Figure 3: Mouse pancreatic islet cleared with SCALEVIEW-A2 reagent and imaged with 4 mm 25× SCALEVIEW objective. Image of a single pancreatic islet in a transgenic mouse insulin promoter green fluorescent protein (MIP-GFP) mouse. Here the GFP expression is targeted to the beta-cells. The three-dimensionally rendered islet is approximately 100 microns across. Reproduced with permission from Claudio Vinegoni, Mass General Hospital, Boston.

Figure 3

Figure 4: Cross section view of an islet more than 300 μm deep within cleared tissue.
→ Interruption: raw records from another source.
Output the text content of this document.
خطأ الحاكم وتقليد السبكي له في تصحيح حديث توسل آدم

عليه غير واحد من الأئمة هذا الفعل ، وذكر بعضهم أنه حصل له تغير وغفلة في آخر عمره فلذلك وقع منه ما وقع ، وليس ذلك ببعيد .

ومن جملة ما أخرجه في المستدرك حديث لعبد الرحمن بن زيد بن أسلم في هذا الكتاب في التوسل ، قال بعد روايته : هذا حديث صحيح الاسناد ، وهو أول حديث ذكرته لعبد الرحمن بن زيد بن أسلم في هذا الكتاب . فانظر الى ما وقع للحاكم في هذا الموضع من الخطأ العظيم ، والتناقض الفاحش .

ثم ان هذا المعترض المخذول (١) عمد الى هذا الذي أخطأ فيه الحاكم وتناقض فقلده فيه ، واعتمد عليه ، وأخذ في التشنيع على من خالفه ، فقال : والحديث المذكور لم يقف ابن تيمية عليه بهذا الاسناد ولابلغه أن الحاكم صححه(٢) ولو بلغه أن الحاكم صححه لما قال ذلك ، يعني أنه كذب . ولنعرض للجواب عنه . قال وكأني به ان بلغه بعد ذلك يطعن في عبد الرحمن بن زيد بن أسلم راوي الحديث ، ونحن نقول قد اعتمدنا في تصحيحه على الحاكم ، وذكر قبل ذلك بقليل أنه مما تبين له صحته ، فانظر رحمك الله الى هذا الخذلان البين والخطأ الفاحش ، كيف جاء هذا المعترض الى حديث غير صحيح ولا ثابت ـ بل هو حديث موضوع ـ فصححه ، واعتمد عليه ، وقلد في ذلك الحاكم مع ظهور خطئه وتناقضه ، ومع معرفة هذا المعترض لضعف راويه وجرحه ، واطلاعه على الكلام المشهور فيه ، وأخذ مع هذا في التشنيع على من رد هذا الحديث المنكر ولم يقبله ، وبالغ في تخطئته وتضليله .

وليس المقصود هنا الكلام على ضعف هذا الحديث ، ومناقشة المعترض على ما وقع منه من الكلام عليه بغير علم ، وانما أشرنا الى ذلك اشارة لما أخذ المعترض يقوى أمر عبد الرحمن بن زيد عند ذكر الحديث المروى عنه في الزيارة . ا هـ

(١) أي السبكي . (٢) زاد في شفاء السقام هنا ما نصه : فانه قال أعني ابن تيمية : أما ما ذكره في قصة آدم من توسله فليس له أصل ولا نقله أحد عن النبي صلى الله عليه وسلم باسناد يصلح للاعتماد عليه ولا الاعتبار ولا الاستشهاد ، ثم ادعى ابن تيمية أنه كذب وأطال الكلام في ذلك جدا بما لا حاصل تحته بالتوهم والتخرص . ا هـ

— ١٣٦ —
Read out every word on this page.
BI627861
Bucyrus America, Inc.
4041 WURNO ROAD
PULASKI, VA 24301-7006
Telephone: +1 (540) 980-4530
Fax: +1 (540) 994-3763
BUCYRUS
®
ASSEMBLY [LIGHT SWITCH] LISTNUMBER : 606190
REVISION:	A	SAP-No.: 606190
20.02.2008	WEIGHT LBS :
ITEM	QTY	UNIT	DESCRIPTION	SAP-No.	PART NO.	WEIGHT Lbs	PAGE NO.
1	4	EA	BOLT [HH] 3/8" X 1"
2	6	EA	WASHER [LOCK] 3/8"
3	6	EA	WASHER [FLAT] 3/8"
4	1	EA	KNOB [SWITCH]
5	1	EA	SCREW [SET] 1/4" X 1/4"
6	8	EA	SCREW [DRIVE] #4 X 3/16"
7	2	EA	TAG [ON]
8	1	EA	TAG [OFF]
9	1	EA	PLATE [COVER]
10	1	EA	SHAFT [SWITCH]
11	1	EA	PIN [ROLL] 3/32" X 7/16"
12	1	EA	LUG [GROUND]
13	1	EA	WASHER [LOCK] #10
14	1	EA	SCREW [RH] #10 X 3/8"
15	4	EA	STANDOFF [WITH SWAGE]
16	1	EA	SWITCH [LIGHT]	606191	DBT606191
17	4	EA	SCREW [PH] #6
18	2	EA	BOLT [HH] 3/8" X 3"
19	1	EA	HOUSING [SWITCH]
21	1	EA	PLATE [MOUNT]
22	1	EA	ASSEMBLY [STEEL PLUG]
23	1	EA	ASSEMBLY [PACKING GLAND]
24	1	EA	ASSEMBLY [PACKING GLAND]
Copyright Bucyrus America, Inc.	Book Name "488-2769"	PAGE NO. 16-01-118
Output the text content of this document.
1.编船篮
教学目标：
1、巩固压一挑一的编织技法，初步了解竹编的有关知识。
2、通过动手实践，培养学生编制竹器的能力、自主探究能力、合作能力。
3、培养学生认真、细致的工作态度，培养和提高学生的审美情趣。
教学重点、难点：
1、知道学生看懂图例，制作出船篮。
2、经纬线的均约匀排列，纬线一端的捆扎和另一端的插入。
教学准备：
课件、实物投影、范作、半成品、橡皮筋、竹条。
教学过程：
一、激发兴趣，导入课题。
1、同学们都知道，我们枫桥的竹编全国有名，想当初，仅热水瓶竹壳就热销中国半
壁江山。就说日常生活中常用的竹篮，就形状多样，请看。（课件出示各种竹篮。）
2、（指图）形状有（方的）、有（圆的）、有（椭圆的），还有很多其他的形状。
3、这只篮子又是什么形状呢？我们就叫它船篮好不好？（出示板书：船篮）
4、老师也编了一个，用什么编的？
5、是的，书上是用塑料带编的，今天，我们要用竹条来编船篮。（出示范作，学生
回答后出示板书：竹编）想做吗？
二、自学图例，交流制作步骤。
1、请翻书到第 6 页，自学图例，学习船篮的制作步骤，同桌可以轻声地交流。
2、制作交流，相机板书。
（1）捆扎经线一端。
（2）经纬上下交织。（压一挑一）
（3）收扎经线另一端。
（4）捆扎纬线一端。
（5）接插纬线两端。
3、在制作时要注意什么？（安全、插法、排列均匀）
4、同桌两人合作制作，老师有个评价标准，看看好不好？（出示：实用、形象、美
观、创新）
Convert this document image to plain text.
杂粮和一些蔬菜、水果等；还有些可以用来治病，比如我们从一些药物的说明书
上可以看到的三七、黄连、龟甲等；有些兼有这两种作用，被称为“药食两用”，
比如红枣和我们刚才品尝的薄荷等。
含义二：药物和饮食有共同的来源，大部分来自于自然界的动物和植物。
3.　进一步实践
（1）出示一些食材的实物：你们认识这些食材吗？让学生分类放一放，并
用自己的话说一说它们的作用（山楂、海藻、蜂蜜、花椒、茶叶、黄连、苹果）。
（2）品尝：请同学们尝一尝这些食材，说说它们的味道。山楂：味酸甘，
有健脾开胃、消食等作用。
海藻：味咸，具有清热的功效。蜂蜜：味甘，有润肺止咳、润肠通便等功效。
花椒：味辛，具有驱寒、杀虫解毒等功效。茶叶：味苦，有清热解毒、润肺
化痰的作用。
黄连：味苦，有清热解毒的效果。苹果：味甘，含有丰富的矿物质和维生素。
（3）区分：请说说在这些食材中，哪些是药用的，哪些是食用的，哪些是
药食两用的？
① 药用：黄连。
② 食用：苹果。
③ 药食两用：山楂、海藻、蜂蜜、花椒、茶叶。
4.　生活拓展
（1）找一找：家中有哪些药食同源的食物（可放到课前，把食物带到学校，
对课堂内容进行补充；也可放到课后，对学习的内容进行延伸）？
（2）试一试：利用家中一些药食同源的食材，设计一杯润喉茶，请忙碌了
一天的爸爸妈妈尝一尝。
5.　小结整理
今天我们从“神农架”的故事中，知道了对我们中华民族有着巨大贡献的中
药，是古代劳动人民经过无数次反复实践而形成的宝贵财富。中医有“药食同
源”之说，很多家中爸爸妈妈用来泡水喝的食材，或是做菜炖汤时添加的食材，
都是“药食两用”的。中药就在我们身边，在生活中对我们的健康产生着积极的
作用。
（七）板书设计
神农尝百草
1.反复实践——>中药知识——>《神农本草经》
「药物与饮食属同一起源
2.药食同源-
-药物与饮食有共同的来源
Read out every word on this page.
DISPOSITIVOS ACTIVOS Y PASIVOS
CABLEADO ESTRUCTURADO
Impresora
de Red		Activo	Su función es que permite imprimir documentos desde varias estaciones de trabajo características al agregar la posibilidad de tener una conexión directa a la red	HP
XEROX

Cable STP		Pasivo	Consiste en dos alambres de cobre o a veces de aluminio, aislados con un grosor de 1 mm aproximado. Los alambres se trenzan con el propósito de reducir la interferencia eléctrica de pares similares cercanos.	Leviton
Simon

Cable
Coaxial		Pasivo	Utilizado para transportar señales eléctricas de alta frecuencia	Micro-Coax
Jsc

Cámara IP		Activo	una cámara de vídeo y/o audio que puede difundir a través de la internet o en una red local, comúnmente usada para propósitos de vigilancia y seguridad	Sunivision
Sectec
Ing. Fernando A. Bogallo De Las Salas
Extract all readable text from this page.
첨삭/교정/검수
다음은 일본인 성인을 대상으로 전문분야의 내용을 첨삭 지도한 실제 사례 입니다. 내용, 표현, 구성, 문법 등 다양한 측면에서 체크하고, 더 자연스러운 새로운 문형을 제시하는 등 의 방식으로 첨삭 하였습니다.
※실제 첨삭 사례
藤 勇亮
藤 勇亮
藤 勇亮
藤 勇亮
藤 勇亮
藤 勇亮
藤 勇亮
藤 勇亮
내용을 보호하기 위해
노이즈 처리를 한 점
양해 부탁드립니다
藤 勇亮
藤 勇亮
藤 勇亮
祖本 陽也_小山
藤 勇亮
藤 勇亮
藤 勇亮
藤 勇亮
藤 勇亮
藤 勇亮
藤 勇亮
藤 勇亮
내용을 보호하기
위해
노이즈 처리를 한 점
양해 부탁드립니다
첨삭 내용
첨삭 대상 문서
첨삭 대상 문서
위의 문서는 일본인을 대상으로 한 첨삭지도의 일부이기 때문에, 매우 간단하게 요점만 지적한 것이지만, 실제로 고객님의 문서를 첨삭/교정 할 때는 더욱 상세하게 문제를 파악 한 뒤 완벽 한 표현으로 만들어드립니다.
The pancreas is typically highly scattering, making it difficult to image individual cells throughout the tissue. After clearing with SCALEVIEW, individual cells can be resolved throughout individual islets deep within the tissue. Cross section reveals the clarity of the specimen throughout the entire islet. Three-dimensionally rendered islet is approximately 100 microns across. Reproduced with permission from Claudio Vinegoni, Mass General Hospital, Boston.

Figure 4

Figure 5: An image of a whole pancreas (a), 4 mm across, in a transgenic mouse insulin promoter green fluorescent protein (MIP-GFP) mouse, with callout areas (indicated by red boxes) shown at (b), (c) and (d). Griffonia simplicifolia-I lectin was injected intravenously to stain the endothelial cells selectively. Green corresponds to GFP expression targeted in the islets' beta cells; red corresponds to the pancreatic vasculature. The larger red box corresponds to the areas of images in (b) and (c). Image (b) shows a large area vasculature overview of the top surface of the pancreas, measuring 1000 μm across. Image (c) shows a higher-magnification view of vasculature measuring 250 μm across. The smaller red box corresponds to image (d). Image (d) shows an islet (green, 100 μm in diameter) nestled within vasculature. Reproduced with permission from Claudio Vinegoni, Mass General Hospital, Boston.

Figure 5

Figure 6: Maximum intensity projection of live zebrafish transgenically expressing yellow fluorescent protein (YFP, here depicted in bluish tones) in a subset of neurons. Zebrafish head is 350 μm wide. Image acquired with 4 mm Olympus SCALEVIEW 25× objective. Reproduced with permission from Rachel Wong, University of Washington.